Many posters with children are disagreeing.
I agree op. I think the stress & sadness of not having children ( if you wanted them ) is harder on you than actually having children - childless by choice might be a different matter.
"extreme high level periods of stress of having teens."
With respect & not knowing your struggles with your own kids, but I have a teen and there is no way I experience "extreme high level periods of stress" about her life. It's LESS stressful because she can sort her own clothes out, make her own food if she wants, sort out her own social life, pop to the shop for me when necessary. She seems to cost more to feed and keep but that's because she is bigger now!!! Taking health issues out of it, if you are THAT stressed about your teens then you've created that stress yourself. You don't have to over-parent them to that degree.
I have children btw but know a few women who can’t have kids.

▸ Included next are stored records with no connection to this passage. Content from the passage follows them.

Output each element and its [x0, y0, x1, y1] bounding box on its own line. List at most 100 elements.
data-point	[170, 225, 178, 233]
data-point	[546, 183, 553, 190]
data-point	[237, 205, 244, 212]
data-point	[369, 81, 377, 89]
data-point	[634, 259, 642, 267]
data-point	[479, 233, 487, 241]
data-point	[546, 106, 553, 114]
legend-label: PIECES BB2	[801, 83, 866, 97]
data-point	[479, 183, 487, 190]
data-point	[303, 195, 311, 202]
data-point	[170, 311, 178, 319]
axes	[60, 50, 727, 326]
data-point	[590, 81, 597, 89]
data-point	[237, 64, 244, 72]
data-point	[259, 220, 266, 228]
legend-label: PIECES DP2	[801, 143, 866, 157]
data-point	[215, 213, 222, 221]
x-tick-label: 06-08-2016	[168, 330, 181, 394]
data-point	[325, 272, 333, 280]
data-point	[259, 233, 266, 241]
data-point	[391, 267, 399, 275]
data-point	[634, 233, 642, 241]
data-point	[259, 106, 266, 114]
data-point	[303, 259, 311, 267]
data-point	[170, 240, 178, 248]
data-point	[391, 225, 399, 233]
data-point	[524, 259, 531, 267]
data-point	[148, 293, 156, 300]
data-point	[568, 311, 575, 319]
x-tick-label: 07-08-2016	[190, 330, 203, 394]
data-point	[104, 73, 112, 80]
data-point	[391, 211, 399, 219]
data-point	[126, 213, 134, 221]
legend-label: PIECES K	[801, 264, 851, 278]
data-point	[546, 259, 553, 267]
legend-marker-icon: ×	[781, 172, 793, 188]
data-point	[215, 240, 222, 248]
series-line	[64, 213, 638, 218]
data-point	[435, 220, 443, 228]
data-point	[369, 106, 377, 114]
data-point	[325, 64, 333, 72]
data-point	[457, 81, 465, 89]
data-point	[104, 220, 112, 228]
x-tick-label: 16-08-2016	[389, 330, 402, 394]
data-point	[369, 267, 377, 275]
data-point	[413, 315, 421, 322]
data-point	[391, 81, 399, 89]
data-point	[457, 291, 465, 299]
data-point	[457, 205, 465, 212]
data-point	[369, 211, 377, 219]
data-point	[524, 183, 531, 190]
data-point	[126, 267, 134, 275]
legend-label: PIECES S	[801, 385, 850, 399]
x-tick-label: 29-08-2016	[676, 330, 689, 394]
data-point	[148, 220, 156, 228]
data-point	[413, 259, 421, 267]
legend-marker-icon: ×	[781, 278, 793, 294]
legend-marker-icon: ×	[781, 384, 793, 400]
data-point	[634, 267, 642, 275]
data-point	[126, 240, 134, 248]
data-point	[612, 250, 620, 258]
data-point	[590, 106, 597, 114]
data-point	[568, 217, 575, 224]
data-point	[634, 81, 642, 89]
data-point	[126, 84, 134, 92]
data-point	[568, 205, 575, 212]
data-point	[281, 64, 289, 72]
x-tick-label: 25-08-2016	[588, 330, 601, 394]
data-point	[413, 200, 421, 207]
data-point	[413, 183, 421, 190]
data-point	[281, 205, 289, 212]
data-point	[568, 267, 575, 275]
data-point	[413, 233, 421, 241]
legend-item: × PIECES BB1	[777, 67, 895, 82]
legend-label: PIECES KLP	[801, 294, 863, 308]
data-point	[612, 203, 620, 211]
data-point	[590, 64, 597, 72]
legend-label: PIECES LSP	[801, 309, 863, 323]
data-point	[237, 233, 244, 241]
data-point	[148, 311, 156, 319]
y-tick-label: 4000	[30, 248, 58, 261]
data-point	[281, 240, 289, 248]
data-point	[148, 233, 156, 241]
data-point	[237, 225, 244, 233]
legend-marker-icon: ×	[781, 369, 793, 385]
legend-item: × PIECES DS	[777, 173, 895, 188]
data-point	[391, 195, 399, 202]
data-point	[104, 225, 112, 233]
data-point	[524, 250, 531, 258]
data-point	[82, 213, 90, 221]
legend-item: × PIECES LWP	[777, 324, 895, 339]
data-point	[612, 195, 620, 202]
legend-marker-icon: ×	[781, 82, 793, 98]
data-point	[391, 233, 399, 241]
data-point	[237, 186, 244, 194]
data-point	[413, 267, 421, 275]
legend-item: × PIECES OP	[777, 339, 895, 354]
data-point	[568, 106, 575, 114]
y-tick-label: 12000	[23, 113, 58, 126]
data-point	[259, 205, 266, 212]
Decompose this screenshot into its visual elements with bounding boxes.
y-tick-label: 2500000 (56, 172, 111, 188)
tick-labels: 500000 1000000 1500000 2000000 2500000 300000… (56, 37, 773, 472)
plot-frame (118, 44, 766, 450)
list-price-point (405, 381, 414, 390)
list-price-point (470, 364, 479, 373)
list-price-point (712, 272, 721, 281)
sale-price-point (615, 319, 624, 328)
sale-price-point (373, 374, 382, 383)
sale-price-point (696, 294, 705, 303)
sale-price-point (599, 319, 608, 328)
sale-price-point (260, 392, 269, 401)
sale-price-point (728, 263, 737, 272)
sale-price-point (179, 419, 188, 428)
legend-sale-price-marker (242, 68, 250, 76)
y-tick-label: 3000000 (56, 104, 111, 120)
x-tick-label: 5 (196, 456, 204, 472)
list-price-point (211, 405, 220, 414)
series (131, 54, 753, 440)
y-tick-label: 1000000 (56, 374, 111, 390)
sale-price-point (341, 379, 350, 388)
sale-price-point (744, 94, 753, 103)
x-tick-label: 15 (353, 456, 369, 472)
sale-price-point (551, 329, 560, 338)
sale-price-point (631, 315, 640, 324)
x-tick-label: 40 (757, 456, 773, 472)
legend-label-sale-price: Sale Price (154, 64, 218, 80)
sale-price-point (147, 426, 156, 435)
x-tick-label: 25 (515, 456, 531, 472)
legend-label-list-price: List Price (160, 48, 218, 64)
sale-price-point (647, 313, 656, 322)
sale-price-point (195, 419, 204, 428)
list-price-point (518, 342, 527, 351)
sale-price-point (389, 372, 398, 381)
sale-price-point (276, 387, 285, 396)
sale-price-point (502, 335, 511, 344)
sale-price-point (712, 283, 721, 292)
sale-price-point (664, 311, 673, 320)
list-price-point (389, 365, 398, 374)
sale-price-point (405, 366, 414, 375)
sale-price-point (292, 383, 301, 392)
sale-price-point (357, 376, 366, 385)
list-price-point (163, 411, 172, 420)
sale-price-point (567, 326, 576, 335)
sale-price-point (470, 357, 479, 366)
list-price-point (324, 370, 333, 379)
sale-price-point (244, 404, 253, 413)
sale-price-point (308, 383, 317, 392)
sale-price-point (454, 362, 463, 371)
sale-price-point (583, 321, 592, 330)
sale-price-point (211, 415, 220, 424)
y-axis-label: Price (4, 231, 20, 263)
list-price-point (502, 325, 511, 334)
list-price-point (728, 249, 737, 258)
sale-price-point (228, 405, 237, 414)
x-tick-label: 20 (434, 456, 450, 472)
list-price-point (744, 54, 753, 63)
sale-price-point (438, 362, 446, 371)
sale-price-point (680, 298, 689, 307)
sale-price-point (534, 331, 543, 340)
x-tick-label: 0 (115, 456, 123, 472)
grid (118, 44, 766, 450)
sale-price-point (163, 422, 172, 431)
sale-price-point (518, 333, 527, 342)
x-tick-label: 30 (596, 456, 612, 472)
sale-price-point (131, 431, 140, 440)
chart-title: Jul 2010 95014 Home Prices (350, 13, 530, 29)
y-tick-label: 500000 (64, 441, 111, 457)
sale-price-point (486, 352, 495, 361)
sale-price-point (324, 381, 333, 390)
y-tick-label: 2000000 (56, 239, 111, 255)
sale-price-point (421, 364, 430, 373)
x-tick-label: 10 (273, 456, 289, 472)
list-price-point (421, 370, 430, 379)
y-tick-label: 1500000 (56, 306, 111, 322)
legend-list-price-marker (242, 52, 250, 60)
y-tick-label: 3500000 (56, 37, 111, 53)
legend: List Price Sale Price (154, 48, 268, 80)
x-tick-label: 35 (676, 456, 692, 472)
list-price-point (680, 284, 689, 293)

Yes and no. Everyone had their own difficulties but having children is a stress entirely in the class of it's own. The constant anxiety of having children is sonething that just can't be compared to financial stress of bereavement. I don't think I have had a normal heart rate since giving birth. The physical and emotional toll of having children has been enormous.
I also think people without children are often used by siblings who are parents. "Oh she has plenty of time on her hands. She can go and stay with mum while she's ill/visit her in hospital every day/sort out all the nursing home stuff, regardless of whether childless sibling has a full time job or long commute or other stresses in her life.
I would say that having children ages most women (lack of sleep/stress) and therefore might be directly relevant to how well or young an 86 year old looks. Amongst my friendship group, those with children are tending to age less well.